French Connection, William Friedkin (1971)
French Connection est un peu le Melville américain dans la forme. Anti-spectaculaire au possible (à part 2-3 scènes), la caméra est posée, reflétant une image terne quasi-documentaire. Une mise en scène au minimalisme recherché au service d'une reconstitution incarnée et âpre, aussi bien des rues de Marseille que celles de New-York, visitant leurs quartiers les plus délabrés et malfamés. Nous sommes ainsi plongés dans une enquête dont la forme et le déroulement respirent d'un sentiment d'authenticité unique. Pour parfaire ce portrait réaliste, même les français ne sont pas doublés. La référence ultime du polar urbain.
L'intrigue, inspirée de faits réels, est réduite au minimum, basée essentiellement sur le chassé-croisé de filatures/surveillances policières, observant un réseau de drogue cherchant un client. Sa minceur est compensée par sa capacité de nous faire rentrer au coeur de l'action, grâce à un cadre plus vrai que nature (décrit plus haut) la débordant de toutes parts. De là émerge une véritable énergie, une tension qui montera jusqu'à un final explosif, soutenue par une musique qui se fait discrète par soucis de réalisme, mais qui rajoute à l'intensité des séquences par son rythme chaotique réalisé au piano. Par exemple, les méthodes policières pour filer un suspect sans se faire repérer, pour ne pas attirer l'attention sur un indic', ou encore le langage de la rue utilisé, font état d'une documentation sérieuse et minutieuse. Avec ce film, Friedkin est à l'apogée de son style, et s'inscrit en tête d'une nouvelle mouvance du film policier américain tel que l'
Inspecteur Harry, consistant à aborder son sujet sous un angle direct et violent. A l'époque il a d'ailleurs remporté un oscar mérité pour la photographie, paradoxalement à contre-courant d'un effort esthétique ou de stylisation. Pour les coups d'éclats qui sont d'autant plus inattendus que la mise en scène est plutôt calme, je retiens tout particulièrement (liste non exhaustive) deux poursuites d'anthologie : le jeu fourbe du chat et de la souris mené en main de maître par le français, et ressemblant fortement à celui du
Samouraï (en mieux), et surtout la course-poursuite qui est probablement l'une des plus immersives et impressionnantes du genre dans l'histoire du cinéma. Sans oublier le formidable règlement de compte armé se déroulant dans un coin perdu et mettant tout le monde sur un pied d'égalité mortel, repris par une longue liste de réalisateurs tels que Gray ou Marshall.

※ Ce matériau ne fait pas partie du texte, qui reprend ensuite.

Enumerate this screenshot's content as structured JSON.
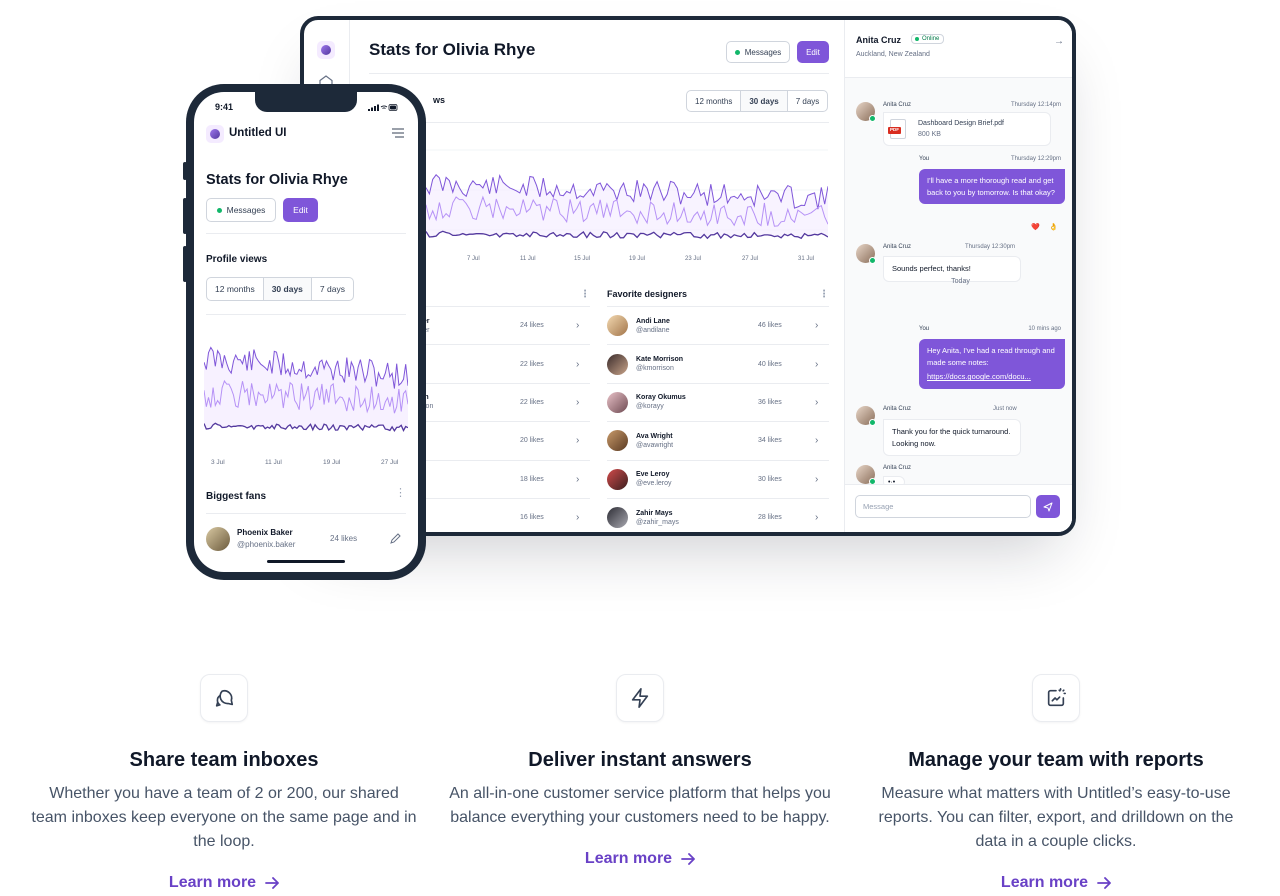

Ce film est aussi l'histoire d'un flic (Gene Hackman), constamment à cran et prêt à tout, à peine tempéré par son collègue et pote (Roy Scheider), peu importent les dégâts occasionnés autour de lui (la bagnole réquisitionnée pour une poursuite complètement déglinguée, le flic tué par sa faute, le truand abattu désarmé, puis toutes les fois où ils étaient à deux doigts de s'en prendre une ...), pour attraper ses proies et résoudre l'affaire. Une ambition sans limite et abritant une violence peu contenue, le rapprochant ainsi moralement de ceux qu'il pourchasse. Contre toute attente, il ne trouvera aucun exutoire à travers une fin ouverte laissant continuer le déroulement d'une course effrénée. Le tempérament chaud-bouillant du flic constamment sur le terrain, contraste fortement avec celui du français (Fernando Rey), charmeur et distingué, préférant la ruse à l'affrontement direct, dont l'intelligence culmine avec la manière dont il sème son poursuivant dans le métro. Pas de manichéisme ou de diabolisation d'un côté comme de l'autre, chacun est capable du meilleur comme du pire. Le casting est un sans-faute, hormis peut-être la direction des acteurs en partie française qui accuse quelques faiblesses en matière d'interprétation. De même, j'aurais apprécié une enquête un peu plus étendue au vu de la réputation du réseau de drogue français, mais la relation fortement interpersonnelle et donc intime contribue aussi à la force de ce film.
Avec ce film, Friedkin a marqué le genre par son soucis de réalisme et d'authenticité, tout en incorporant via le personnage du flic, son thème bientôt favori de la violence pulsionnelle et nihiliste. Tout simplement culte.